Urânio em White (1949)

Culturological theory provides a simple explanation of this re- markable “coincidence.” The Law of Conservation of Energy was simply the synthesis of already existing concepts, each of which, in turn, was the outgrowth and synthesis of earlier experience. A synthesis of cultural elements requires two things: the elements in question and a process of interaction. Cultural interaction is always going on in any cultural system, although the rate of interaction may vary. A given synthesis cannot take place until the elements requisite for it are available, obviously. But, when the elements are present, the process of cultural interaction is bound to effect the synthesis. The situation is something like the chain reaction in Uranium 235. If the mass of metal is below a certain size a chain [207] reaction is impossible. But when a certain size—the “critical size”— is reached, the chain reaction is inevitable. Prior to 1843-47, the elements requisite to the formulation of the Law of Conservation of Energy were not available. But, when they became available the interactive culture process made their synthesis so “inevitable” that it was achieved not once but five times. [Nota de rodapé *: “. . . there is a good deal of evidence to indicate that the accumulation or growth of culture reaches a stage where certain inventions if not inevitable are certainly to a high degree probable . . .” (Ogbum, Social Change, p. ] (White 1949:206-7)

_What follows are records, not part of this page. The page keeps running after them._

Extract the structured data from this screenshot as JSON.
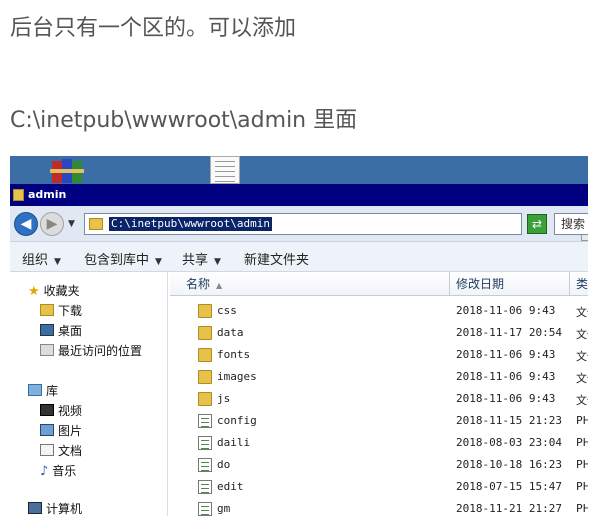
{
  "article": {
    "line1": "后台只有一个区的。可以添加",
    "line2": "C:\\inetpub\\wwwroot\\admin 里面"
  },
  "window": {
    "title": "admin",
    "address": "C:\\inetpub\\wwwroot\\admin",
    "search_label": "搜索"
  },
  "toolbar": {
    "organize": "组织",
    "include_in_library": "包含到库中",
    "share": "共享",
    "new_folder": "新建文件夹"
  },
  "sidebar": {
    "favorites": "收藏夹",
    "downloads": "下载",
    "desktop": "桌面",
    "recent": "最近访问的位置",
    "libraries": "库",
    "videos": "视频",
    "pictures": "图片",
    "documents": "文档",
    "music": "音乐",
    "computer": "计算机"
  },
  "columns": {
    "name": "名称",
    "date": "修改日期",
    "type": "类型"
  },
  "files": [
    {
      "name": "css",
      "date": "2018-11-06 9:43",
      "type": "文件"
    },
    {
      "name": "data",
      "date": "2018-11-17 20:54",
      "type": "文件"
    },
    {
      "name": "fonts",
      "date": "2018-11-06 9:43",
      "type": "文件"
    },
    {
      "name": "images",
      "date": "2018-11-06 9:43",
      "type": "文件"
    },
    {
      "name": "js",
      "date": "2018-11-06 9:43",
      "type": "文件"
    },
    {
      "name": "config",
      "date": "2018-11-15 21:23",
      "type": "PHP"
    },
    {
      "name": "daili",
      "date": "2018-08-03 23:04",
      "type": "PHP"
    },
    {
      "name": "do",
      "date": "2018-10-18 16:23",
      "type": "PHP"
    },
    {
      "name": "edit",
      "date": "2018-07-15 15:47",
      "type": "PHP"
    },
    {
      "name": "gm",
      "date": "2018-11-21 21:27",
      "type": "PHP"
    }
  ]
}
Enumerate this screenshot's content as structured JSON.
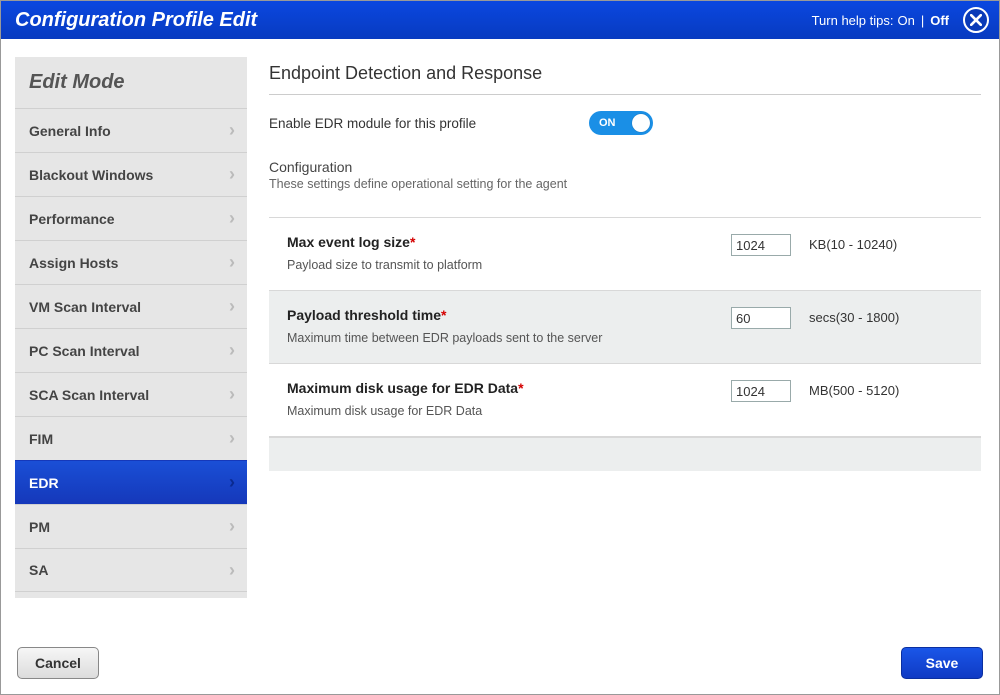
{
  "window": {
    "title": "Configuration Profile Edit"
  },
  "helpTips": {
    "label": "Turn help tips:",
    "on": "On",
    "off": "Off",
    "selected": "Off"
  },
  "sidebar": {
    "title": "Edit Mode",
    "items": [
      {
        "label": "General Info"
      },
      {
        "label": "Blackout Windows"
      },
      {
        "label": "Performance"
      },
      {
        "label": "Assign Hosts"
      },
      {
        "label": "VM Scan Interval"
      },
      {
        "label": "PC Scan Interval"
      },
      {
        "label": "SCA Scan Interval"
      },
      {
        "label": "FIM"
      },
      {
        "label": "EDR",
        "active": true
      },
      {
        "label": "PM"
      },
      {
        "label": "SA"
      }
    ]
  },
  "main": {
    "heading": "Endpoint Detection and Response",
    "enable_label": "Enable EDR module for this profile",
    "toggle_text": "ON",
    "config_title": "Configuration",
    "config_desc": "These settings define operational setting for the agent",
    "rows": [
      {
        "label": "Max event log size",
        "desc": "Payload size to transmit to platform",
        "value": "1024",
        "unit": "KB(10 - 10240)"
      },
      {
        "label": "Payload threshold time",
        "desc": "Maximum time between EDR payloads sent to the server",
        "value": "60",
        "unit": "secs(30 - 1800)"
      },
      {
        "label": "Maximum disk usage for EDR Data",
        "desc": "Maximum disk usage for EDR Data",
        "value": "1024",
        "unit": "MB(500 - 5120)"
      }
    ]
  },
  "footer": {
    "cancel": "Cancel",
    "save": "Save"
  }
}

But, granting that what we do counts even though it is culturally determined, of what use is it to develop a science of culture if we cannot control civilization or direct its course? We have a science of pathology in order to combat disease, sciences of physics and chemistry to control the external world. But if we do not control our culture and cannot ever hope to control it, of what use would a science of culture be? We might begin our reply to this question by asking, of what value is it to know the temperature of a star a million light years away? Questions such as these betray a limited understanding of science. Science is not primarily a matter of control in the sense of harnessing rivers with hydroelectric plants or constructing uranium piles. Science is a means of adjustment; control is but one aspect of adjustment. Man finds himself in a universe to which he must adjust if he is to continue to live in it. Mythology and science are means of adjustment; they are interpretations of the world in terms of which man behaves. There is, of course, a vast difference in terms of adjustment between a philosophy that interprets stars as a flock of snow birds lost in the sky, and one that measures their masses, distances, dimensions, and temperatures. This difference is a very practical one, too, in terms of the contribution that each philosophy makes to the security of life. (White 1949:354)

WHITE, Leslie. 1949. The science of culture: a study of man and civilization. New York: Grove Press.